I turned the gun on him. “I said, shut up!” I felt like I was about to crack and kill everyone around. There was too much going on in such a short period of time and my brain couldn’t keep up.
“Saundra was nineteen when I met her. She hadn’t loved anyone before me. And then you killed her.” I pressed the muzzle harder into his temple, the tears I couldn’t hold back now falling like rain down my cheeks. “I hate you. I hate you so much!”
“His wound is going to heal if you don’t off him. Let me take his head off. Those bullets won’t kill him either.”
I looked over at the pale man and said, “Shut your trap. Please just shut your trap.” I shook uncontrollably now, sweat and tears mixing on my face.
I looked back at the naked man. “These are silver bullets. You want another?”
“No, please,” he whimpered.
“Smart, very smart,” the pale man said, smiling, and I just now noticed he had fangs that shone under the full moon.
Fangs... what the?
“Get the fuck out of here!” I screamed, knowing I’d finally lost the plot since I’d used the F-word.
“He won’t heal, I stand corrected,” one of the pale men replied.
I lifted the gun and shot him in the stomach. He fell to the forest floor, gripping his stomach with a curse.

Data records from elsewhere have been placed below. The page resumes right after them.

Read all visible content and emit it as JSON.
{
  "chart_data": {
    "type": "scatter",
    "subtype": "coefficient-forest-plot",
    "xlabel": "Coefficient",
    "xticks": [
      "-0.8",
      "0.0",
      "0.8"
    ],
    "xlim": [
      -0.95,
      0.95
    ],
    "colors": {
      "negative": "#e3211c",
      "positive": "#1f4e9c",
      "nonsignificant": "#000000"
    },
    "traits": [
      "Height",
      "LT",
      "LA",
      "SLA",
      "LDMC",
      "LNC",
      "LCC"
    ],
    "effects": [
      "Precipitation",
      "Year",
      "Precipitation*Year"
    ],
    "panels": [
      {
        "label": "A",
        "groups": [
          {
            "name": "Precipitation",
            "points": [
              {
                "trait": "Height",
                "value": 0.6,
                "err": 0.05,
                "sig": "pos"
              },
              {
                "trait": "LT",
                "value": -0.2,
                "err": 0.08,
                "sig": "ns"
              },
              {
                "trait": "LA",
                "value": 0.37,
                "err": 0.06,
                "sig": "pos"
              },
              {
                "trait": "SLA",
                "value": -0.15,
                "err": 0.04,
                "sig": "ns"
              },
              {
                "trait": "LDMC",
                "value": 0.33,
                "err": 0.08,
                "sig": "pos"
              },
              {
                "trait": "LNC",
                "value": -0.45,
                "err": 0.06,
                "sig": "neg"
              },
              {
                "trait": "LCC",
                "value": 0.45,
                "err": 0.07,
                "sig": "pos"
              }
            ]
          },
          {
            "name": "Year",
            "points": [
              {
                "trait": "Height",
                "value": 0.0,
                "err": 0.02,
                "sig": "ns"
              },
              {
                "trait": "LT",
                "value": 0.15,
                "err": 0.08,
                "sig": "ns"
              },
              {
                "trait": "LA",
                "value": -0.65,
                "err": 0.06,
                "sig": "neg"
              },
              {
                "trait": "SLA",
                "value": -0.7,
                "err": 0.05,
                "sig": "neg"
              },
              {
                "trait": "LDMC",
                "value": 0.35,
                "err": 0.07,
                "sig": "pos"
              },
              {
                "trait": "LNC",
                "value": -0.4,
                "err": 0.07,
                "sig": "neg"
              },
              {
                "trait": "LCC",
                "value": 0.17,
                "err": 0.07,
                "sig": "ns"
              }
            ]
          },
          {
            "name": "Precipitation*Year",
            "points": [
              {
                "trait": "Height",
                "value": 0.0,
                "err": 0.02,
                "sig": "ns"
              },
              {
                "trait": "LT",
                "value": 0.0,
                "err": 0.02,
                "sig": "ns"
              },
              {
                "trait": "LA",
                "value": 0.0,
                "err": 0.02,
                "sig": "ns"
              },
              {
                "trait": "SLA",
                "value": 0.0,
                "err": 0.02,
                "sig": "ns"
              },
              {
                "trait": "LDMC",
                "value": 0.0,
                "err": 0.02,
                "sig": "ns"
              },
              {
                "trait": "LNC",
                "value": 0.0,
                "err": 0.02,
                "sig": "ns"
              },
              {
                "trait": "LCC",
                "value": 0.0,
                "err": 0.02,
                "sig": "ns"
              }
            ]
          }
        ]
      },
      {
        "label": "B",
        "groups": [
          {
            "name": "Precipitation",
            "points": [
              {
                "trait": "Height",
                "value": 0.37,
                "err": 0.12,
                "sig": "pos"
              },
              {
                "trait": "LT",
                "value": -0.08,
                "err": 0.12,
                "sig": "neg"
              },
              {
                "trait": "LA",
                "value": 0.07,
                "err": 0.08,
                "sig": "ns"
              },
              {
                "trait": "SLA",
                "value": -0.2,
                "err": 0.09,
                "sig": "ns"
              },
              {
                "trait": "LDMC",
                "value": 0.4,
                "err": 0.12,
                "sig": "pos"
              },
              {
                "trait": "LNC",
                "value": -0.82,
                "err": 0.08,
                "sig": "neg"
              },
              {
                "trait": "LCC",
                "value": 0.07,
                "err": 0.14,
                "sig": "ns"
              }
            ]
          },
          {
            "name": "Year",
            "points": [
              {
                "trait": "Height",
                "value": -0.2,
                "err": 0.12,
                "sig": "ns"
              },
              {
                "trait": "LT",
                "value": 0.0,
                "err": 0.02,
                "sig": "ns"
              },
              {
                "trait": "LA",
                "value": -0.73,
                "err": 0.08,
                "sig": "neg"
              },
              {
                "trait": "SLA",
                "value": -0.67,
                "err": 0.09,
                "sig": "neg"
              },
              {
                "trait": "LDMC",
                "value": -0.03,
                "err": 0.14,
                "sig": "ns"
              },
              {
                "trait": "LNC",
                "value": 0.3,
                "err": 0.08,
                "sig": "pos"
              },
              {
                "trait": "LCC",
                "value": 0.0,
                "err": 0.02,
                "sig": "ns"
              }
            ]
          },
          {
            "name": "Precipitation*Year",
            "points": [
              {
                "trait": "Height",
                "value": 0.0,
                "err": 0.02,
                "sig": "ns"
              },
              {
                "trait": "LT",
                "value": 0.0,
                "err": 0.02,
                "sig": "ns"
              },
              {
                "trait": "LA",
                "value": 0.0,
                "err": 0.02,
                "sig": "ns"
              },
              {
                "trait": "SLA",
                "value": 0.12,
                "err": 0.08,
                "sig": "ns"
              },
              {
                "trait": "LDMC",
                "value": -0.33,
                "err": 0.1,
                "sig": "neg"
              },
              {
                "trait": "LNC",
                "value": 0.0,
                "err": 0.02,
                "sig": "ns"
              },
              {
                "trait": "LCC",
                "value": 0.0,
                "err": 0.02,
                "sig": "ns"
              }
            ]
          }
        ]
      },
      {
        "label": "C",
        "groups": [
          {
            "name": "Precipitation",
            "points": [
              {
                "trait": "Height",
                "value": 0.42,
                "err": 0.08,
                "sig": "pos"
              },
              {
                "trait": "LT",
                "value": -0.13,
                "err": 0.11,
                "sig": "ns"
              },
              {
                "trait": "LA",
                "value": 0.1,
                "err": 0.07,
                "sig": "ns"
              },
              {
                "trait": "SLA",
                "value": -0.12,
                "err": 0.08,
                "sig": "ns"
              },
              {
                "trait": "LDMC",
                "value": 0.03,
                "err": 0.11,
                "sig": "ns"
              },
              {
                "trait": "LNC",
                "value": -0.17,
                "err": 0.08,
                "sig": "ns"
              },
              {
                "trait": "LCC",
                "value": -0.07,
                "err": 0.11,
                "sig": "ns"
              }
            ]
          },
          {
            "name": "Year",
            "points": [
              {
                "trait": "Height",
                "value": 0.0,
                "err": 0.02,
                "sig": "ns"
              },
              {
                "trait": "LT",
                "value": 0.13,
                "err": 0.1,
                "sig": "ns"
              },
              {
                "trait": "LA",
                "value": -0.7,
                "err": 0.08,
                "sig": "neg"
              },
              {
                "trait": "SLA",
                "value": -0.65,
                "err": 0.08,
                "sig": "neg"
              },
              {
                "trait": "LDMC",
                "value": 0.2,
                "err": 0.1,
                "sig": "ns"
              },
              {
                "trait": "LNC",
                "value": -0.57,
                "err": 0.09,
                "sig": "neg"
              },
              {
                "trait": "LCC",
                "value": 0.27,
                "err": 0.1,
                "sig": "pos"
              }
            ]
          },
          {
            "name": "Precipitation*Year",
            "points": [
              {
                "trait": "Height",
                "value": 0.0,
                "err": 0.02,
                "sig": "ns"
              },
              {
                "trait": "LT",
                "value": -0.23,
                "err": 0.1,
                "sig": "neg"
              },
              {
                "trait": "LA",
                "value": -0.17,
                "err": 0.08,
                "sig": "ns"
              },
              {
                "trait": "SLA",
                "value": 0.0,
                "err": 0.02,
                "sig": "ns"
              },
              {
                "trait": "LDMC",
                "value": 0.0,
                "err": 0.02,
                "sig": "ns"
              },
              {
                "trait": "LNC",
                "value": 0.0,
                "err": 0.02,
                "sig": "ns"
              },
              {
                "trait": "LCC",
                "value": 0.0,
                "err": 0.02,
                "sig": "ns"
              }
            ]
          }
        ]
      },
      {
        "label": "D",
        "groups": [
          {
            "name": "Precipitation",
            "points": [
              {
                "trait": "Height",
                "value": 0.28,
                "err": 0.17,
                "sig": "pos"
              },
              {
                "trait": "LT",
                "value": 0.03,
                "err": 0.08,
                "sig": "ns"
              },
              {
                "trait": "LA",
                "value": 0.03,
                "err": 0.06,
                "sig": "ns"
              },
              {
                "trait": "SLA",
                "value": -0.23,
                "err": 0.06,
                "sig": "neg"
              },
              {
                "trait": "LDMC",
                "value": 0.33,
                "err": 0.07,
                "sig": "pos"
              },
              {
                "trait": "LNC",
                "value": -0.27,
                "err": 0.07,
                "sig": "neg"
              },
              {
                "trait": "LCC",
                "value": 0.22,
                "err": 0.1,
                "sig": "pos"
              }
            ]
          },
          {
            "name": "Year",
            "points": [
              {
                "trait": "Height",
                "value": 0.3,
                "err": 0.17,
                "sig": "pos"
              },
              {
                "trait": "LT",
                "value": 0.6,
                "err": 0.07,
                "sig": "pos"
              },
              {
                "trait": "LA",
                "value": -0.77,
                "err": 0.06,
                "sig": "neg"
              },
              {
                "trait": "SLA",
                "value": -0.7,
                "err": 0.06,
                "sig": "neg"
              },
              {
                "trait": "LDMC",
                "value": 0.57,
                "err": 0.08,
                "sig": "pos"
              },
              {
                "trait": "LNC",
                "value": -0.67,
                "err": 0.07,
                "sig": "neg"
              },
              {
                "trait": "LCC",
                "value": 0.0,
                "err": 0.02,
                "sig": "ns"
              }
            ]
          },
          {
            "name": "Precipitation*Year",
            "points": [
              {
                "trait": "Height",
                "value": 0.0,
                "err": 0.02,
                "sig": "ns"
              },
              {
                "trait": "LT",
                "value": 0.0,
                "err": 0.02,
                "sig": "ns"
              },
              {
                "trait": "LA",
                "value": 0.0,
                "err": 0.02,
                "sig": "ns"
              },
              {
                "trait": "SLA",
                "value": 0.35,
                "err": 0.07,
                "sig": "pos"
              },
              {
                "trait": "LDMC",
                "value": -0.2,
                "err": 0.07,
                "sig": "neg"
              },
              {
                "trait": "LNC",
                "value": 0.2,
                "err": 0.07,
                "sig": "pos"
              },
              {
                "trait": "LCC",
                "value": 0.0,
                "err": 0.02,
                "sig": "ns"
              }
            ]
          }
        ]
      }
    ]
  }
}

Hot, stinging heat seared into my leg. I looked down to see the man was a wolf again, and his fangs were clamped onto my calf.
“Get off me!” I screamed.
Then he lunged up and snapped his mouth on my neck. Remembering I had the gun, I cocked the hammer back and shot the wolf in the head. Blood and bone splattered my face. He immediately dropped to the forest floor, changed back into a man, and lay lifeless and unmoving. He died with his eyes open.
Two of the pale men advanced on me so fast, I didn’t see them coming.
The weapon slipped from my hand as both men bit into the side of my neck and chewed my skin, muscles, and veins to shreds. I could literally feel my lifeforce draining out of me... and pretty much couldn’t care less.
At least I’d die happy, knowing I’d murdered the sonofabitch who’d taken my Saundra from me.